Survey data (1) can be used as a basis for
theoretical hypotheses on languages in contact, and language loyalties and attitudes.
Thus, with the use of indicators, we can establish or deduce loyalties towards the
language of the Community of Valencia and discover how they are characterised socially.
These loyalties can then be used to establish five types of language attitude (five
groups) through the analysis of conglomerates throughout the territory, taking into
account their internal social structure.
Readers should
see the two earlier studies for a more in-depth and accurate view of the results,
preparation of the data, formation of the language loyalties and groups, their social
composition, and the regression models and structural models that we created.
We will now
move on to explain Why, When, and How language policies are created, in relation to how
they take on meaning, situations prior to language policies, and in terms of the measuring
instruments that we have created, which are based on social structure.

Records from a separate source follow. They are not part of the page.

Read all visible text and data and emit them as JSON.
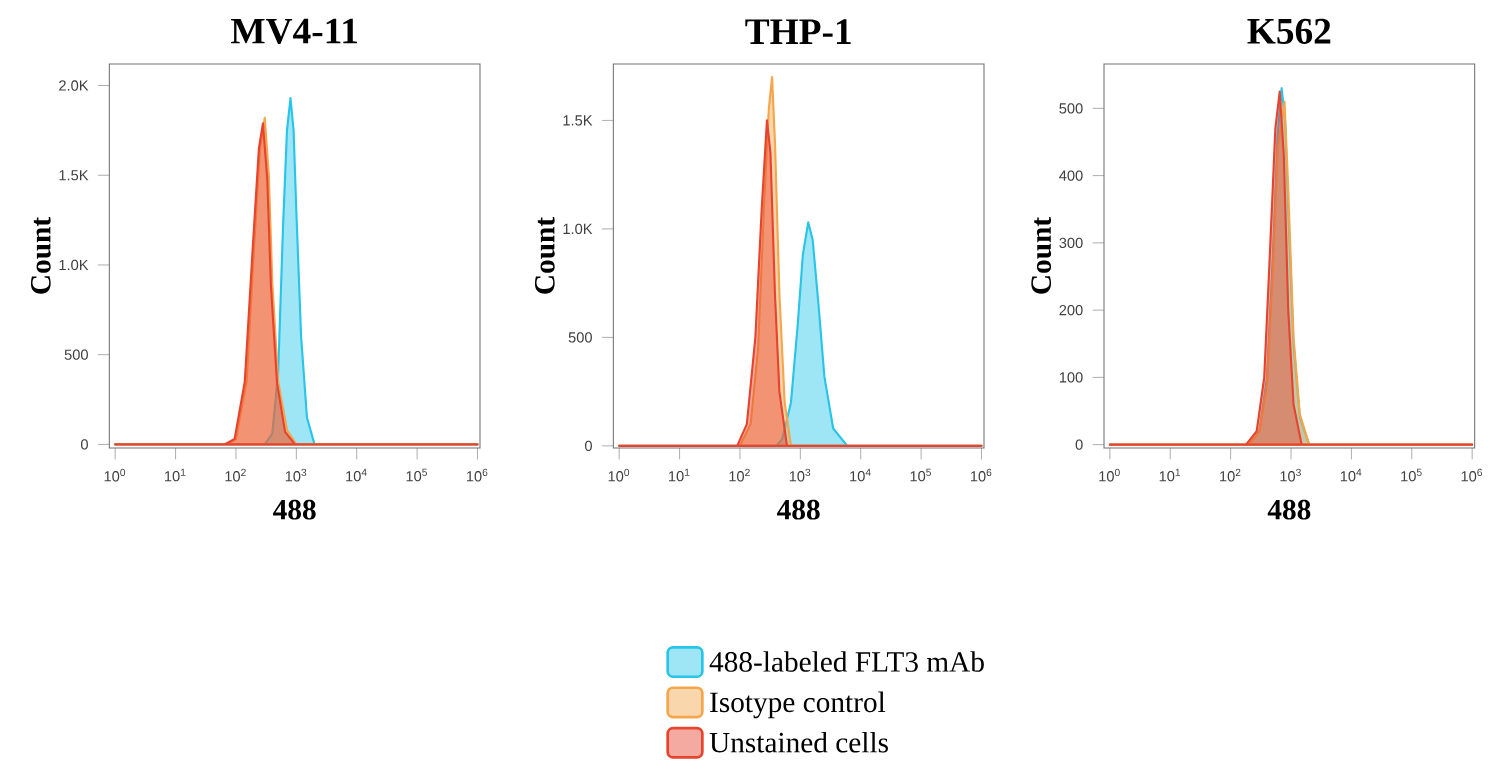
{
  "chart_data": [
    {
      "type": "area",
      "title": "MV4-11",
      "xlabel": "488",
      "ylabel": "Count",
      "log": "x",
      "xlim": [
        0.8,
        1100000
      ],
      "ylim": [
        -20,
        2120
      ],
      "xticks": [
        {
          "value": 1,
          "label": "10$^{0}$"
        },
        {
          "value": 10,
          "label": "10$^{1}$"
        },
        {
          "value": 100,
          "label": "10$^{2}$"
        },
        {
          "value": 1000,
          "label": "10$^{3}$"
        },
        {
          "value": 10000,
          "label": "10$^{4}$"
        },
        {
          "value": 100000,
          "label": "10$^{5}$"
        },
        {
          "value": 1000000,
          "label": "10$^{6}$"
        }
      ],
      "yticks": [
        0,
        500,
        {
          "value": 1000,
          "label": "1.0K"
        },
        {
          "value": 1500,
          "label": "1.5K"
        },
        {
          "value": 2000,
          "label": "2.0K"
        }
      ],
      "series": [
        {
          "color": "#29c5e8",
          "x": [
            1,
            300,
            400,
            500,
            600,
            700,
            800,
            900,
            1000,
            1200,
            1500,
            2000,
            1000000
          ],
          "values": [
            0,
            0,
            60,
            400,
            1200,
            1750,
            1930,
            1750,
            1300,
            600,
            150,
            0,
            0
          ]
        },
        {
          "color": "#f5a54a",
          "x": [
            1,
            70,
            100,
            150,
            200,
            250,
            300,
            350,
            400,
            500,
            700,
            1000,
            1000000
          ],
          "values": [
            0,
            0,
            30,
            350,
            1100,
            1650,
            1820,
            1500,
            900,
            350,
            80,
            0,
            0
          ]
        },
        {
          "color": "#e8432e",
          "x": [
            1,
            65,
            95,
            140,
            190,
            240,
            280,
            330,
            380,
            480,
            650,
            950,
            1000000
          ],
          "values": [
            0,
            0,
            30,
            350,
            1100,
            1650,
            1790,
            1480,
            880,
            340,
            70,
            0,
            0
          ]
        }
      ]
    },
    {
      "type": "area",
      "title": "THP-1",
      "xlabel": "488",
      "ylabel": "Count",
      "log": "x",
      "legend": "bottom",
      "xlim": [
        0.8,
        1100000
      ],
      "ylim": [
        -10,
        1760
      ],
      "xticks": [
        {
          "value": 1,
          "label": "10$^{0}$"
        },
        {
          "value": 10,
          "label": "10$^{1}$"
        },
        {
          "value": 100,
          "label": "10$^{2}$"
        },
        {
          "value": 1000,
          "label": "10$^{3}$"
        },
        {
          "value": 10000,
          "label": "10$^{4}$"
        },
        {
          "value": 100000,
          "label": "10$^{5}$"
        },
        {
          "value": 1000000,
          "label": "10$^{6}$"
        }
      ],
      "yticks": [
        0,
        500,
        {
          "value": 1000,
          "label": "1.0K"
        },
        {
          "value": 1500,
          "label": "1.5K"
        }
      ],
      "series": [
        {
          "name": "488-labeled FLT3 mAb",
          "color": "#29c5e8",
          "x": [
            1,
            400,
            500,
            700,
            900,
            1100,
            1350,
            1600,
            2000,
            2500,
            3500,
            6000,
            1000000
          ],
          "values": [
            0,
            0,
            30,
            200,
            550,
            880,
            1030,
            950,
            650,
            320,
            80,
            0,
            0
          ]
        },
        {
          "name": "Isotype control",
          "color": "#f5a54a",
          "x": [
            1,
            100,
            150,
            200,
            250,
            300,
            340,
            380,
            450,
            550,
            700,
            1000000
          ],
          "values": [
            0,
            0,
            100,
            450,
            1100,
            1550,
            1700,
            1400,
            700,
            200,
            0,
            0
          ]
        },
        {
          "name": "Unstained cells",
          "color": "#e8432e",
          "x": [
            1,
            90,
            130,
            180,
            230,
            280,
            320,
            380,
            450,
            600,
            1000000
          ],
          "values": [
            0,
            0,
            100,
            500,
            1100,
            1500,
            1350,
            700,
            250,
            0,
            0
          ]
        }
      ]
    },
    {
      "type": "area",
      "title": "K562",
      "xlabel": "488",
      "ylabel": "Count",
      "log": "x",
      "xlim": [
        0.8,
        1100000
      ],
      "ylim": [
        -5,
        566
      ],
      "xticks": [
        {
          "value": 1,
          "label": "10$^{0}$"
        },
        {
          "value": 10,
          "label": "10$^{1}$"
        },
        {
          "value": 100,
          "label": "10$^{2}$"
        },
        {
          "value": 1000,
          "label": "10$^{3}$"
        },
        {
          "value": 10000,
          "label": "10$^{4}$"
        },
        {
          "value": 100000,
          "label": "10$^{5}$"
        },
        {
          "value": 1000000,
          "label": "10$^{6}$"
        }
      ],
      "yticks": [
        0,
        100,
        200,
        300,
        400,
        500
      ],
      "series": [
        {
          "color": "#29c5e8",
          "x": [
            1,
            200,
            300,
            400,
            500,
            600,
            700,
            800,
            900,
            1100,
            1400,
            2000,
            1000000
          ],
          "values": [
            0,
            0,
            20,
            100,
            280,
            460,
            530,
            480,
            350,
            150,
            40,
            0,
            0
          ]
        },
        {
          "color": "#f5a54a",
          "x": [
            1,
            200,
            300,
            400,
            500,
            600,
            780,
            900,
            1100,
            1400,
            2000,
            1000000
          ],
          "values": [
            0,
            0,
            20,
            90,
            260,
            440,
            510,
            380,
            160,
            45,
            0,
            0
          ]
        },
        {
          "color": "#e8432e",
          "x": [
            1,
            180,
            270,
            360,
            450,
            550,
            650,
            760,
            900,
            1100,
            1500,
            1000000
          ],
          "values": [
            0,
            0,
            20,
            100,
            290,
            470,
            525,
            430,
            200,
            60,
            0,
            0
          ]
        }
      ]
    }
  ]
}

1.1. Why. Language as an element of symbolic domination
The importance
of language policy planning lies in the idea that language is a central element of human
societies. Far from being arbitrary, this type of intervention promotes ways of
understanding the world insofar as the object of the intervention (language) becomes a
tool of cosmovision and of symbolic domination, reflecting other types of domination.
Rather than
looking at language from an analytical point of view, in terms of syntax or sentence
structure, here we take it as a reference for objectivising our understanding of the
world.
An
individuals cosmovision is mentally encoded and structured by the group of symbols
that is language. We use language to communicate and transmit, to understand the world, to
symbolise what surrounds us and make it our own through socialisation; through language,
we share experiences, we transform the subjective into objective, i.e. we understand it in
a specific way, and not in any another. In short, language mediates the processes of
production and reproduction of social reality. Through language, we objectify the society
that we collectively experience and construct (Berger and Luckmann, 1966).
Since language
shapes our understanding of the world, objectifying it and marking us with it as a form of
identification, of who we are, it is able to reflect changes in socio-economic hierarchy
or structure that occur in society. It does so through changes in linguistic standards
that refer to valuation, specific spheres of use and knowledge about and of language
itself.
Changes in
linguistic standards are based on the hierarchization of relationships and, more
specifically, on the capacity for domination that develops. Economic domination can
crystallise into changes in linguistic standards whereby the dominator (with its
linguistic code) symbolically tries to impose its idea of the world, i.e. the adoption of
a given linguistic standard is the result of mechanisms of symbolic domination acting in
conjunction with other types of domination (e.g. economic, political).